YUCAIPA: Crafton Hills to offer bachelor’s degree program

21 Jan 2015 | Author: | No comments yet »

15 Calif. Community Colleges Being Selected To Offer 4-Year Degrees.

SACRAMENTO, Calif. (AP) — California school officials are set to select as many as 15 community colleges for a pilot program that would allow them to offer 4-year degrees. SAN FRANCISCO (AP) — Fifteen California community colleges received preliminary approval Tuesday to start offering career-oriented bachelor’s degrees, a step that represents a first for the nation’s largest college system and that supporters said is needed to ensure residents are prepared for jobs that in the past may have required only two years of training. The colleges recommended by system Chancellor Brice Harris and endorsed by the system’s Board of Governors were selected from a pool of 34 applicants. Jerry Brown, the system’s governing board on Tuesday tentatively approved four-year degree programs at 15 community college campuses that will be introduced over the next three academic years.

They are located throughout the state, from Crafton Hills College near San Bernardino and Mesa College in San Diego to Feather River College in Quincy and Shasta College in Redding. Changing technology and educational expectations have driven employers in fields such as dental hygiene, respiratory therapy and automotive technology – which once required only two-year associate degrees – to seek workers with a baccalaureate.

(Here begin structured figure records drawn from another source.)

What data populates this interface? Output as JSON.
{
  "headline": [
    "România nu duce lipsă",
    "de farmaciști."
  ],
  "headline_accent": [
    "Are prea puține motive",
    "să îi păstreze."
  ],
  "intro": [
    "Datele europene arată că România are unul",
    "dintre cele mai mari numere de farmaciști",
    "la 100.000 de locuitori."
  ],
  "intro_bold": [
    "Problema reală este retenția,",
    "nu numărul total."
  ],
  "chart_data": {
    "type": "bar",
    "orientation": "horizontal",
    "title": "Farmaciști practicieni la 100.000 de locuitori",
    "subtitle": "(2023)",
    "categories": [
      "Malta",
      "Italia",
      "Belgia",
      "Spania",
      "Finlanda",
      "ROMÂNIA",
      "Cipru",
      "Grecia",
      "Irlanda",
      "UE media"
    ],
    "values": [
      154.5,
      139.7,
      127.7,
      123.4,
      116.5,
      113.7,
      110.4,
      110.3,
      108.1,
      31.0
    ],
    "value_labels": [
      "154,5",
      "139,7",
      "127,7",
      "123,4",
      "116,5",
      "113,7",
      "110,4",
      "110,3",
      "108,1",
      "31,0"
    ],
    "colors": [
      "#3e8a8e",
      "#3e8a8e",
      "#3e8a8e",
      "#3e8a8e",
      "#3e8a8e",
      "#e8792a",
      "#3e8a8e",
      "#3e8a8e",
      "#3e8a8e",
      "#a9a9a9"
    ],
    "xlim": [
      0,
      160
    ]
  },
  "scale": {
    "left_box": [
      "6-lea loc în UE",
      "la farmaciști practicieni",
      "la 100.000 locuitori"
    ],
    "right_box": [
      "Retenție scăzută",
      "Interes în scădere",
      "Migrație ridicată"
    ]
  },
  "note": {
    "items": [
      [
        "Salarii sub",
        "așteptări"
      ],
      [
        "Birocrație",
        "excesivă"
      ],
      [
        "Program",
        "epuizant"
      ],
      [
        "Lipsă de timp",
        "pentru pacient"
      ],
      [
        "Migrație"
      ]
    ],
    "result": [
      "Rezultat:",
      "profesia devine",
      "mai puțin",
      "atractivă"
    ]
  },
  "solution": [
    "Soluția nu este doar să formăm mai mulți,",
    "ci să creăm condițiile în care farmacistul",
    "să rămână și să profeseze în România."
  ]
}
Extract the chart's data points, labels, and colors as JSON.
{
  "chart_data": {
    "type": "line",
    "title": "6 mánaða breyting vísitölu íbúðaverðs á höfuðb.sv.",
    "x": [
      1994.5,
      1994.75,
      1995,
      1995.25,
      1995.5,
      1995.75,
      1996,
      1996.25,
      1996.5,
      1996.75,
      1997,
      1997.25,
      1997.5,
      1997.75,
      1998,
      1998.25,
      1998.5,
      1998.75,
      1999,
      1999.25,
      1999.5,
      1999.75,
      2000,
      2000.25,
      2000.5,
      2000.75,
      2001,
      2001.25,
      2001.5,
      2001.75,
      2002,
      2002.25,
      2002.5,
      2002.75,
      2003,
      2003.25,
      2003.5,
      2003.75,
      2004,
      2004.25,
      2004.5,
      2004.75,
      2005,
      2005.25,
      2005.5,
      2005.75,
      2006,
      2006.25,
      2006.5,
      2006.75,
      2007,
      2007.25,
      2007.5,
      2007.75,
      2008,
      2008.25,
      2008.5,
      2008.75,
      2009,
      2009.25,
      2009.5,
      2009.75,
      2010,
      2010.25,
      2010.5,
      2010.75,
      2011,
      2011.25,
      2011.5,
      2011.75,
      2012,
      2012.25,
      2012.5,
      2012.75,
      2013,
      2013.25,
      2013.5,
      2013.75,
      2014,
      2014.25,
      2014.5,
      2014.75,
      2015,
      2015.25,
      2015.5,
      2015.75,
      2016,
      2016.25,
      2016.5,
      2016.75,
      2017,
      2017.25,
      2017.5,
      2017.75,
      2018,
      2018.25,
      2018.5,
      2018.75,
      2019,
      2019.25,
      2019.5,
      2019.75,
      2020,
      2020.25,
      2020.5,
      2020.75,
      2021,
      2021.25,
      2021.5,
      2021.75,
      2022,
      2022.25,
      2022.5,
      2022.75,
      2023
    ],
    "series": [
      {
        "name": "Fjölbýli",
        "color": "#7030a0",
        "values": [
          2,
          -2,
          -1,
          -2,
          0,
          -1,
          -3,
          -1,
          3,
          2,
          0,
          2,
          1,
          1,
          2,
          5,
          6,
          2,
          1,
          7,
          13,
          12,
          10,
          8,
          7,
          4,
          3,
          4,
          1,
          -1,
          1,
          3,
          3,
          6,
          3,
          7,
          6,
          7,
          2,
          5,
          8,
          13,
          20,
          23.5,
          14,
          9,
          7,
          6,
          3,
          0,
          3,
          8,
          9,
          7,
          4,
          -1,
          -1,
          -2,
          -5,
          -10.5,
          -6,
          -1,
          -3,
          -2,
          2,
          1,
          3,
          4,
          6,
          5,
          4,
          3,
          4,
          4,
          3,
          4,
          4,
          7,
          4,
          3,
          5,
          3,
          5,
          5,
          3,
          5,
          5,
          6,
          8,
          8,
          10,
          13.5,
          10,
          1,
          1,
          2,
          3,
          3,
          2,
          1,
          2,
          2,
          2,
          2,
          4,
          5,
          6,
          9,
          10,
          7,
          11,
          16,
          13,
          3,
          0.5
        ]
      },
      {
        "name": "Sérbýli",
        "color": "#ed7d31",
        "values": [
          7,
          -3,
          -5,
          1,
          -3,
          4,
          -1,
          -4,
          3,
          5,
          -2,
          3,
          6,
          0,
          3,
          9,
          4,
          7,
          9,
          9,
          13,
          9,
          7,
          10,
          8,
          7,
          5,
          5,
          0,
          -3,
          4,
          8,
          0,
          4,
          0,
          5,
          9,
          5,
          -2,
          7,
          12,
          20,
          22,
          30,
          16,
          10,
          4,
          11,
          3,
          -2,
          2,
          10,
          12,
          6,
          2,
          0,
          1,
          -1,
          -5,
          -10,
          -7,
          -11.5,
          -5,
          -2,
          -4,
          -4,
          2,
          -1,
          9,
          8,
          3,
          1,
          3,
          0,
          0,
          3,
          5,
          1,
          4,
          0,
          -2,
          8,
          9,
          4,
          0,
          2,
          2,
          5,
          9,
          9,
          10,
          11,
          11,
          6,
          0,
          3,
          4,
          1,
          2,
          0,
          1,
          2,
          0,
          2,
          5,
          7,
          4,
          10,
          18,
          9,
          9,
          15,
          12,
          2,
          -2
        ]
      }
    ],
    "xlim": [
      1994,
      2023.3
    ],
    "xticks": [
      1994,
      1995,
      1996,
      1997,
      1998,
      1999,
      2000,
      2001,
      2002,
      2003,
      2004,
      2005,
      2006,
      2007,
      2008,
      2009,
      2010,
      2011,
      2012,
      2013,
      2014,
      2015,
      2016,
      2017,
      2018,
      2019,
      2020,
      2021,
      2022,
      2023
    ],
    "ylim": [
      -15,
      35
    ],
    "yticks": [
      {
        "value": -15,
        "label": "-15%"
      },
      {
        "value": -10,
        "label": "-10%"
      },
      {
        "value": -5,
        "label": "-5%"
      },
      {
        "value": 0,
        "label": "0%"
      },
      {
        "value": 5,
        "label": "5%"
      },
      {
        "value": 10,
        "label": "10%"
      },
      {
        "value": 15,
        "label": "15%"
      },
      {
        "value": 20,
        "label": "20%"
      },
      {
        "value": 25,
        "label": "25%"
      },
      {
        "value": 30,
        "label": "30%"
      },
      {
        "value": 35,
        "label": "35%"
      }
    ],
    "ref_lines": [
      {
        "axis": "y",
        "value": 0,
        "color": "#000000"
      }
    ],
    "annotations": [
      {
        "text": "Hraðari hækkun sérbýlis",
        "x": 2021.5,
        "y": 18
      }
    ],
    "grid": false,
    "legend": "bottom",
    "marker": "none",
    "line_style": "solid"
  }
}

Advocates of community college bachelor’s degrees, which already are in place in 21 other states, have pushed for their introduction in California to close a potential 1 million degree shortage in the state workforce by 2025. Senate Bill 850 allowed for up to 15 pilot degrees in majors not offered by the University of California or California State University, with the aim of meeting demand for highly-trained workers in technical fields. Despite the financial benefits of pursuing a degree from community college – which is frequently far less expensive than a traditional four-year school – some students at Santa Monica College were skeptical of the proposal. “It’s a big risk because I don’t know how people are going to react getting a community college stamp on their degree, there’s a like a social type of thing there,” said one student. “But I think if it’s cheaper, a lot of people are gonna go for it.”

Marty Block, D-San Diego, who authored SB 850, said at a press conference following the vote. “California should never be behind the curve, and now we are no longer behind the curve.” A committee selected the 15 college programs from among “34 tremendously-done proposals,” Harris said, considering labor market needs and the ability of colleges to deliver on their applications, as well as geographic, institutional and subject diversity. Emergency services, dental hygiene, automotive technology, respiratory care and mortuary science are some of the degrees the participating colleges plan to offer. “This is about jobs. The degree will help students find employment in the manufacturing sector of the biotechnology industry, which includes biotherapeutics, diagnostics, supplies and services, and industrial products.

It’s about preparing students for our workforce, the requirements of which have changed,” San Diego Community College District Chancellor Constance M. Carroll told the board. “Students seeking jobs will now have a competitive opportunity which did they did not have before.” The schools were picked on the basis of location, their capacity to create a high-quality program in a short amount of time and local labor market demand, Harris said.

Skyline College President Regina Stanback Stroud, whose San Mateo County school was cleared to expand its existing two-year respiratory therapy program into a four-year course of study, said she hopes to have it operating in the fall of 2016. Local employers have been telling college officials for some time that they require new hires to hold four-year degrees, Stroud said. “If you look at that and think about what employers say they need and where the profession is evolving toward high-level skills, we are anticipating a great demand,” she said.

Board member Thomas Epstein praised the rapid turnaround on applications that were first solicited in November: “It’s rare that something this important gets done this quickly by government.” He originally proposed a bill without a cap on the number of participating colleges but said the limited pilot program would be “a game-changer” that “will change not just the face of higher education in California, but our workforce.” Under the legislation, students earning their baccalaureates would pay an additional $84 per unit for upper-division courses on top of the regular per-unit fee for community college classes is $46 per unit, for a total of $132. The cost, however, would still be far less than the $220 and $270 per credit now charged by Cal State and UC campuses, board member Colin van Loon said. California’s move comes as its higher education institutions are recovering from several years of deep budget cuts that limited enrollment and course offerings, making it harder for students to complete their studies.